The Frenchman also saved a match point in the tie break to force a decider, where he lost serve once to finish on the losing side. Tsonga had more winners and more unforced errors, losing the edge in the shortest and mid-range rallies to grab 14 points less than his rival.

As was expected, it was a heavyweight contest between two of the finest indoor players on the Tour who held without troubles in the first seven games. That all changed in the eighth game when Roger hit three good backhands down the line to create three break chances, earning a break at love thanks to a colossal volley error from Tsonga at the net.

After two deuces in game nine, Federer closed the set when he forced a mistake from his opponent, clinching the opener 6-3 in 35 minutes and hoping for more of the same in the rest of the encounter. Jo-Wilfried had to dig deep in the third game of the second set, repelling two break opportunities with aces to remain in front before Roger got the break next time around with a forehand return winner that pushed him 3-2 in front.

The Swiss increased the advantage with a commanding hold in game six, marching towards the finish line and the title. Tsonga lost ground completely in the last 15 minutes, playing against another break point in game seven, erasing it with a backhand drop shot winner and bringing the game home with two service winners, reducing his deficit to 4-3.

In 2011, Roger Federer won the sixth and last ATP Finals title.

Roger was still pushing strong for another big step towards the title when he held in game eight, forcing Tsonga to serve to stay in the match. Jo-Wilfried did an excellent job but had to score a break if he wanted to prolong the encounter, not an easy task when we know he had no break chances since the beginning of the clash!

Out of sudden, he found himself 40-0 in front, converting the third break chance with a smash at the net that leveled the score at 5-5 and gave him the necessary boost to fight even stronger. Roger earned a break point in game 11 that could have given him the edge again, denied by Tsonga, who hit a brave forehand winner that delivered a tie break.

The Frenchman netted an easy forehand to send Roger 3-1 in front, and the Swiss hit two winners to increase the lead to 5-2, leaving Jo-Wilfried with no room for errors. The lower-ranked player kept his focus and grabbed the next three points to climb back to 5-5 before Roger blasted an ace to earn the match point.

Tsonga refused to surrender, hitting a forehand winner to fend it off and a service winner that gave him a set point at 7-6. He seized it with a fantastic return to deliver the deciding set after an hour and 37 minutes, with the momentum on his side of the court.

Jo-Wilfried extended his groundstrokes' power in set number two, keeping the points on his racquet and attacking the net more than Roger, gaining the reward in the end and keeping his chances of winning the biggest title of his career alive.

That wasted match point didn't leave a mark on Roger, though, serving well in set number three despite the fact he struggled to find the first serve.
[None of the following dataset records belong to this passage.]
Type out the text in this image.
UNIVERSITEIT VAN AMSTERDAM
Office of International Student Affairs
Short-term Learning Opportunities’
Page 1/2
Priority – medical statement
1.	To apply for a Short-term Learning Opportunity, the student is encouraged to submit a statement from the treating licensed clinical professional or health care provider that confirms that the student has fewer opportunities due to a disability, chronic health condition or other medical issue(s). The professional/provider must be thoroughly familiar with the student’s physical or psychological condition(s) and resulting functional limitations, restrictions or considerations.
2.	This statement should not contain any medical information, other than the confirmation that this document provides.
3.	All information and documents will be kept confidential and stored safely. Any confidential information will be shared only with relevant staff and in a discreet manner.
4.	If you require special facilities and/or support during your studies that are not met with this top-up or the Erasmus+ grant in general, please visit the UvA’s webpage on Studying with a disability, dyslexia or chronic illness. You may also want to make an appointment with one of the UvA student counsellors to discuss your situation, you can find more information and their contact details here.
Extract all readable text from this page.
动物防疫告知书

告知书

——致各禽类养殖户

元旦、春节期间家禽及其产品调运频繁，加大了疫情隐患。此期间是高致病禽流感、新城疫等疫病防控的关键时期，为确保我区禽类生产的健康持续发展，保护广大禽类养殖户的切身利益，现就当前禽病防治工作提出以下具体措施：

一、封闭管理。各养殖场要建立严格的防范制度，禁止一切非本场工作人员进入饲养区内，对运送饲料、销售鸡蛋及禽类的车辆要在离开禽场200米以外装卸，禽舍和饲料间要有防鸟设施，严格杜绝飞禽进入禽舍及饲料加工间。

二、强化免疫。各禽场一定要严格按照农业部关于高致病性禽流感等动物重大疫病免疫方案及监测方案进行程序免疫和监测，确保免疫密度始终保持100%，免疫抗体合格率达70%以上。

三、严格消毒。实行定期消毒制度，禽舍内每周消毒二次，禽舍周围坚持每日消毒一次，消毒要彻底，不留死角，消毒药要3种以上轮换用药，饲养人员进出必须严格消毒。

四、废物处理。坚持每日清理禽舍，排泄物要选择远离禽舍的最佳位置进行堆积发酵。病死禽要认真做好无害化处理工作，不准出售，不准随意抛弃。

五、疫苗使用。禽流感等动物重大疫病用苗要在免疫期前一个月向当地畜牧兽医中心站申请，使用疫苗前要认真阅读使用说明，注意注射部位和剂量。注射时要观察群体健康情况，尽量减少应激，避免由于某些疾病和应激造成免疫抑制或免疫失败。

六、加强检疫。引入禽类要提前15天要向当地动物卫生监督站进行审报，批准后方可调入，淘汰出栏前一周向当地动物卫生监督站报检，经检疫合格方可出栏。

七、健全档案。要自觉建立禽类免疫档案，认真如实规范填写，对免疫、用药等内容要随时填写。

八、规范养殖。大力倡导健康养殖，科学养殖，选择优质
At 4-3, Federer was ready to make damage on the return, creating a break chance after a huge forehand error from Tsonga at the net.

The Frenchman closed the door with a nice serve&volley combo and erased another break opportunity with a touchy volley winner. Roger stayed in the game and finally converted his third break point, forcing an error from his rival to move 5-3 in front and serving for the match in the next game.

Unlike in the second set, Federer did nothing wrong this time around, hitting three winners for three championship points and seizing the first to defend the title and conquer his record-breaking sixth ATP Finals crown in the last nine years.

"I played against Jo-Wilfried on three straight Sundays. I beat him in the final of the Paris Bercy for my only title at that Masters 1000 event; we then played in the round-robin next Sunday and again in the final. In the title match, I think I served for the victory before Jo-Wilfried pulled the break back and won the tie break to force a decider.

In the end, I was very relieved when I came through in the decider. It was a great way to finish the year and season, beating one of the finest indoor players and seeing my team happy and thrilled. In the end, I was probably thinking, 'Can't wait for the beach, I'm exhausted,'" Roger Federer said.